La Fiscal del caso sostuvo la acusación basándose en prueba indiciaria, testimonios familiares y peritajes técnicos.El tío político de las víctimas declaró que, horas antes del hallazgo de los cuerpos, vio a Luis Alonso C. Q. salir de la quebrada con la ropa embarrada de lodo, lo que reforzó el relato pericial de la escena del crimen.

La escena, ubicada cerca de su vivienda, fue descrita por los agentes como un entorno de oportunidad criminal: solitario, de fácil acceso y sin vigilancia.Los cuerpos de los niños presentaban signos de golpes y abuso sexual, según la autopsia médico-legal.

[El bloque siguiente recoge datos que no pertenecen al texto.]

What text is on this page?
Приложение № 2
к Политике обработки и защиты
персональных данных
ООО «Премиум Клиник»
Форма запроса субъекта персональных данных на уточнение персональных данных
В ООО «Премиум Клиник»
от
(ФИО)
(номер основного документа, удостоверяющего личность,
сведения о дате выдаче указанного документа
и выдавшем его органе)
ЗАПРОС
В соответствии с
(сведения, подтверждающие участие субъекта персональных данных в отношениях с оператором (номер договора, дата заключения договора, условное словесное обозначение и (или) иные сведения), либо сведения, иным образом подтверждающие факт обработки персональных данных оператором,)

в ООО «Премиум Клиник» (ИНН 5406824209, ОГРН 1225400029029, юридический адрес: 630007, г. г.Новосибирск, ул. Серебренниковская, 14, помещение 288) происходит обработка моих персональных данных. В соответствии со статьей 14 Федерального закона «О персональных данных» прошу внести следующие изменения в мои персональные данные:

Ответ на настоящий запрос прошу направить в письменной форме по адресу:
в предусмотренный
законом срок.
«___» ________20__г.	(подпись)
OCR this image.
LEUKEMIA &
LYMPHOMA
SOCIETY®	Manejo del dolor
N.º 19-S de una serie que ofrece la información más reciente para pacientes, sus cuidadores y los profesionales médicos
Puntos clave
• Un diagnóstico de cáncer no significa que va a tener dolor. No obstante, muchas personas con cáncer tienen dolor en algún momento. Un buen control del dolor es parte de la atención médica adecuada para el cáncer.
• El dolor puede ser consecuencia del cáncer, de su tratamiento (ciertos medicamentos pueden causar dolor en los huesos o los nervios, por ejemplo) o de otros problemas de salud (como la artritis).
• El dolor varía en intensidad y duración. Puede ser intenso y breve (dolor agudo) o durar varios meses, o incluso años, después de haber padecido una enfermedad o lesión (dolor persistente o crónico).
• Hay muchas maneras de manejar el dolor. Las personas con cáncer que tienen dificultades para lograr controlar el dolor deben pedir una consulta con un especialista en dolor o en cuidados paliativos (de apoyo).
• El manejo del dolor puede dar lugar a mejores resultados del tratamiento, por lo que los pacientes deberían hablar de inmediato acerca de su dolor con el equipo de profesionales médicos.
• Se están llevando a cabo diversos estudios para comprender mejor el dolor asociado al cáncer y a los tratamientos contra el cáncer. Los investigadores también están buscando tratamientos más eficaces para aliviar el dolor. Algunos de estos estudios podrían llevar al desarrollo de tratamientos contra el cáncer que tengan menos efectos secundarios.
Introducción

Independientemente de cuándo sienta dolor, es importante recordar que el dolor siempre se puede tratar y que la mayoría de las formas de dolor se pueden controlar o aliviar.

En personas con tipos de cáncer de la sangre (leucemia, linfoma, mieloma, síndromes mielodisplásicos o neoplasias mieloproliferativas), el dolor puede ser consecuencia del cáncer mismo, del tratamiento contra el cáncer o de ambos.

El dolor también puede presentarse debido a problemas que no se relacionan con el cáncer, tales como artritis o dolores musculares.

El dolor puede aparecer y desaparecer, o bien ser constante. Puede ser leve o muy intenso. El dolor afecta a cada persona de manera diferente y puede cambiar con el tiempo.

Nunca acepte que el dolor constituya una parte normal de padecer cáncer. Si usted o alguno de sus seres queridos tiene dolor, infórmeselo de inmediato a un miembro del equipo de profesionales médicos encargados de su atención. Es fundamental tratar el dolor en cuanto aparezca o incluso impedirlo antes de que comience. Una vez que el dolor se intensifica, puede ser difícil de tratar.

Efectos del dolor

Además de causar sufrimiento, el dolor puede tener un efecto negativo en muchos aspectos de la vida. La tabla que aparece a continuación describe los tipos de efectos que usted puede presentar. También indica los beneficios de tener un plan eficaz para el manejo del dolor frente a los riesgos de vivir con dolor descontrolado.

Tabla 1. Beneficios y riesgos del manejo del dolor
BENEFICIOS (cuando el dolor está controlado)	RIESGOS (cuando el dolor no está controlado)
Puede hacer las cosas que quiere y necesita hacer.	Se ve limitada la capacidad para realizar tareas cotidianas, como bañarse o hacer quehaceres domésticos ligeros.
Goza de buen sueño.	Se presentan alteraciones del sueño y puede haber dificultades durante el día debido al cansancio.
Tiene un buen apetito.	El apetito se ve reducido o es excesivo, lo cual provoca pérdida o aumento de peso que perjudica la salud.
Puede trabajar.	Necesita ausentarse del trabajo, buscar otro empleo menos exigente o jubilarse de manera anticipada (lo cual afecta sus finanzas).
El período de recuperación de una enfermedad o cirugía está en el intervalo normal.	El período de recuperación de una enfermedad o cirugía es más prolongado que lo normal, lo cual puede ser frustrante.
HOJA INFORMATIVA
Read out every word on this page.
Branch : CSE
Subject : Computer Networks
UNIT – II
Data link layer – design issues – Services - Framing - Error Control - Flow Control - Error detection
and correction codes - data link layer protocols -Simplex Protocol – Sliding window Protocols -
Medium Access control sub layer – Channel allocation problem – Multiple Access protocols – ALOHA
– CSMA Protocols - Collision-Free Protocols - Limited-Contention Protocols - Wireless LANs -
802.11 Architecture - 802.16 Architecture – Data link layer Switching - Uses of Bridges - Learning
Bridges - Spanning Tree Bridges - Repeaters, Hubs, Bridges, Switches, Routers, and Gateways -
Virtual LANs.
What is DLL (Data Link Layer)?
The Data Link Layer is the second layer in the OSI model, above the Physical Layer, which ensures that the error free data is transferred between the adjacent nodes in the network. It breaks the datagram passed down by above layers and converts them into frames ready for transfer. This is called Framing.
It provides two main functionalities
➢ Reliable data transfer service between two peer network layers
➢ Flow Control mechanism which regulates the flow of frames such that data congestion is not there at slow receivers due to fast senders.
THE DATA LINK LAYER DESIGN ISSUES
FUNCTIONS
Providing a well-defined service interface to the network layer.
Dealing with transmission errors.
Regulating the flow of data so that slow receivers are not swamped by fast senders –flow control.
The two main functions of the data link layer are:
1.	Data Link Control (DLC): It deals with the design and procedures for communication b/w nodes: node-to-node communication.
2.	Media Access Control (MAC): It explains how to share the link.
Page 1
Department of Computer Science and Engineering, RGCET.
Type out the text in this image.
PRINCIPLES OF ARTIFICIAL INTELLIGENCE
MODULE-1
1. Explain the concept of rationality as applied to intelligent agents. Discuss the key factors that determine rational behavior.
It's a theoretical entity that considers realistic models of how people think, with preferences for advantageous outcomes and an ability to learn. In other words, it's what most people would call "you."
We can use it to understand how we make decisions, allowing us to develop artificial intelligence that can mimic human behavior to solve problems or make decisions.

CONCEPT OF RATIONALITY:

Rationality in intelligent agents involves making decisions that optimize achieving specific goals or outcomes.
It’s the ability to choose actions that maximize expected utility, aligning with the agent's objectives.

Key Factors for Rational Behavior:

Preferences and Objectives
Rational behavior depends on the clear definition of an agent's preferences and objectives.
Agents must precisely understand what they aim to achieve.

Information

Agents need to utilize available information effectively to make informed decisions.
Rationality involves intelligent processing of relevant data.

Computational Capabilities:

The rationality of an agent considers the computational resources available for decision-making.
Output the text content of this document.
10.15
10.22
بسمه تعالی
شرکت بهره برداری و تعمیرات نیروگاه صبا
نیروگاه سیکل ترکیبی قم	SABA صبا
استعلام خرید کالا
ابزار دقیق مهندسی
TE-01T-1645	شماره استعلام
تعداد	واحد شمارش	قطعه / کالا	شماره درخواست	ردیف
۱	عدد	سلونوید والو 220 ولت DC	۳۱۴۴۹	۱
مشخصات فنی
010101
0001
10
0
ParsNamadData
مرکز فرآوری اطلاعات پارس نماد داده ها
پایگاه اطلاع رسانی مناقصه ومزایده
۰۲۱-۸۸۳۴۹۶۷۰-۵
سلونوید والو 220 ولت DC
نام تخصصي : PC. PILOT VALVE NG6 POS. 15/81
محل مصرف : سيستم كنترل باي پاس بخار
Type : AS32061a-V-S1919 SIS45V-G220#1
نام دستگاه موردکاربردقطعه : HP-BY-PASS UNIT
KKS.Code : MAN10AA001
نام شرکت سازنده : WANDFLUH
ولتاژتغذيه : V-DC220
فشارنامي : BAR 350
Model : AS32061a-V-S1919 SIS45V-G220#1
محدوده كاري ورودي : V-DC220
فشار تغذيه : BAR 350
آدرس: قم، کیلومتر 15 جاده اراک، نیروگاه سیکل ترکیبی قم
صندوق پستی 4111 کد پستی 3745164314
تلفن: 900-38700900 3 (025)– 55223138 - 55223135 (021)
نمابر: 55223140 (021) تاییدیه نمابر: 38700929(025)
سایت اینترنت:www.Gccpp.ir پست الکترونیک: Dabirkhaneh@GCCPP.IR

Justicia tras 15 años del crimen

El asesinato de los dos hermanos ocurrió el 30 de agosto de 2010 y marcó a la comunidad de Guayllabamba.Después de años de investigación y análisis técnico, la Fiscalía logró la sentencia condenatoria, sustentada en pericias psicológicas, autopsias forenses y testimonios familiares.

El caso fue juzgado bajo el artículo 450 del antiguo Código Penal, numerales 1, 4 y 9, que tipifican el delito de asesinato con agravantes de ensañamiento, abuso sexual y minoría de edad.

Autor directo del crimen

Luis Alonso C. Q. fue declarado culpable como autor directo y deberá cumplir 25 años de prisión. La sentencia también ordena reparación integral a la familia de las víctimas.